By BEN JOHNSON
Sequoyah was rolling right along in 2012. The Indians were unbeaten in district play, sporting only one loss on the year — an epic meltdown, which resulted in Victory Christian coming from behind to beat Sequoyah in Week 3.
The Indians were on the verge on their biggest game of the year, set to play at Hilldale for the District 3A-7 championship.
Then the Oklahoma Secondary School Activities Association intervened, and Sequoyah’s season went kerplunk. The OSSAA found the Indians to be in violation of its summer camp policy, thus abolishing anything the Indians had accomplished once the season started in 2012.
Forced to forfeit all nine of its victories on the season, Sequoyah finished the year with a winless mark, a suspended head coach — who has still not been reinstated to coach in Oklahoma — and disgruntled players.
It was a year to forget, for sure.
On top of Brent Scott — Sequoyah’s head coach last season — being dismissed, Sequoyah was also dealt penalties that extended into the offseason. The Indians were only allowed to have spring practice during limited hours; they were not allowed to participate in any type of summer camps this year; and they weren’t allowed to schedule any preseason scrimmages this season against any other schools.
That has made fall practice interesting for Sequoyah, who is slated to open the 2013 campaign at home against Okemah on Sept. 6.
“We’ve been waiting a long time to be practicing,” said Sequoyah head coach Shane Richardson, who was the interim coach for two games last season, before having the interim label removed in the offseason.
“The biggest thing is that the sanctions are what they are. The biggest thing I have to stay grounded about as a coach is preparing a team for a season is a process. We have to build the foundation first.”
While other teams utilized the spring and summer months to lay the ground work for 2013, Sequoyah was left lifting weights and waiting its turn.

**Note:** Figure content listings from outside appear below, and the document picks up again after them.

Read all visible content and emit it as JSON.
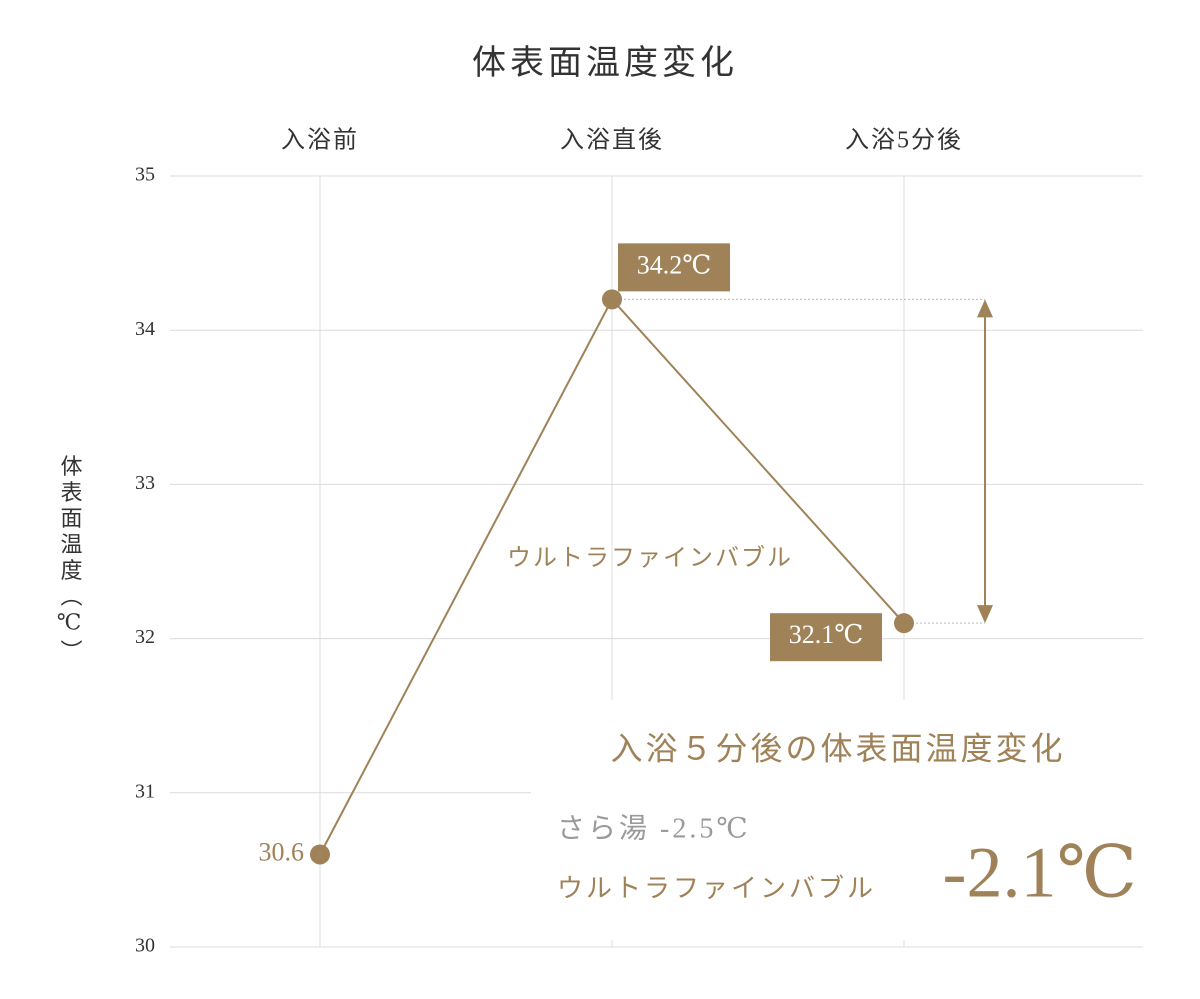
{
  "chart_data": {
    "type": "line",
    "title": "体表面温度変化",
    "y_label": "体表面温度（℃）",
    "categories": [
      "入浴前",
      "入浴直後",
      "入浴5分後"
    ],
    "series": [
      {
        "name": "ウルトラファインバブル",
        "color": "#a08259",
        "values": [
          30.6,
          34.2,
          32.1
        ],
        "value_labels": [
          "30.6",
          "34.2℃",
          "32.1℃"
        ]
      }
    ],
    "ylim": [
      30,
      35
    ],
    "yticks": [
      30,
      31,
      32,
      33,
      34,
      35
    ],
    "grid": true,
    "annotation": {
      "title": "入浴５分後の体表面温度変化",
      "comparison": "さら湯 -2.5℃",
      "series": "ウルトラファインバブル",
      "value": "-2.1℃"
    }
  }
}
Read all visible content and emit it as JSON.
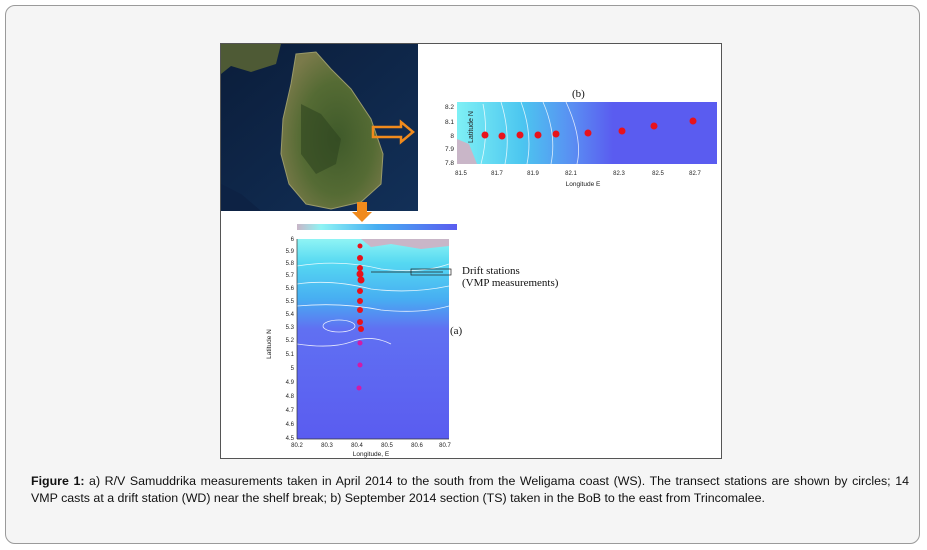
{
  "figure": {
    "panel_b": {
      "label": "(b)",
      "ylabel": "Latitude N",
      "xlabel": "Longitude E",
      "yticks": [
        "8.2",
        "8.1",
        "8",
        "7.9",
        "7.8"
      ],
      "xticks": [
        "81.5",
        "81.7",
        "81.9",
        "82.1",
        "82.3",
        "82.5",
        "82.7"
      ]
    },
    "panel_a": {
      "label": "(a)",
      "ylabel": "Latitude N",
      "xlabel": "Longitude, E",
      "yticks": [
        "6",
        "5.9",
        "5.8",
        "5.7",
        "5.6",
        "5.5",
        "5.4",
        "5.3",
        "5.2",
        "5.1",
        "5",
        "4.9",
        "4.8",
        "4.7",
        "4.6",
        "4.5"
      ],
      "xticks": [
        "80.2",
        "80.3",
        "80.4",
        "80.5",
        "80.6",
        "80.7"
      ]
    },
    "annotation_line1": "Drift stations",
    "annotation_line2": "(VMP measurements)",
    "colors": {
      "deep_ocean": "#5a5cf0",
      "shelf_cyan": "#5fe3f0",
      "station_red": "#e8121c",
      "arrow_orange": "#f08a1c"
    }
  },
  "caption": {
    "label": "Figure 1:",
    "text": " a) R/V Samuddrika measurements taken in April 2014 to the south from the Weligama coast (WS). The transect stations are shown by circles; 14 VMP casts at a drift station (WD) near the shelf break; b) September 2014 section (TS) taken in the BoB to the east from Trincomalee."
  }
}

“Most other teams get to build their foundations in spring ball and the summer,” Richardson said. “We didn’t get that, and we can’t just skip building the foundation. So we’re doing that now.
“Going brick by brick this season...just having to start behind everybody else.”
Compounding Sequoyah’s lag behind other teams is its roster turnover. The Indians graduated 17 seniors from last season’s team, 15 of which were starters.
But there’s one word that Richardson wants no part of.
“I don’t like to use the word ‘rebuilding,’” he said. “I don’t think we’re rebuilding. Every year has its own challenges.”
The Indians were left to fill slots at nearly every position no the field. The two-way playmakers — Niko Hammer, Tanner Sheets, Greydon Elrod, Ryan Helsley and Kyle Helsley — have all given way to names such as Nolan Philpott, Cody Hooper and Nick Kingfisher.
“I think a lot of our kids, they’re playing with a little bit of a chip on their shoulders because of the notion that we’re going to be a little down because of graduation,” Richardson said. “Graduation is a part of life. Players move on every year, and the players this year are carrying on the Sequoyah tradition.”
As for what lies ahead for Sequoyah in 2013, not even Richardson is sure at this point.
“We have so many unknowns right now that we won’t be able to answer any questions (about winning games) until we play somebody,” Richardson said. “Our goal is to get into the playoffs, but that’s probably everybody’s goal.”
One thing is for sure, Richardson said: “Everyone in this program is accustomed to winning, and they don’t want to be the team that lets everyone down.”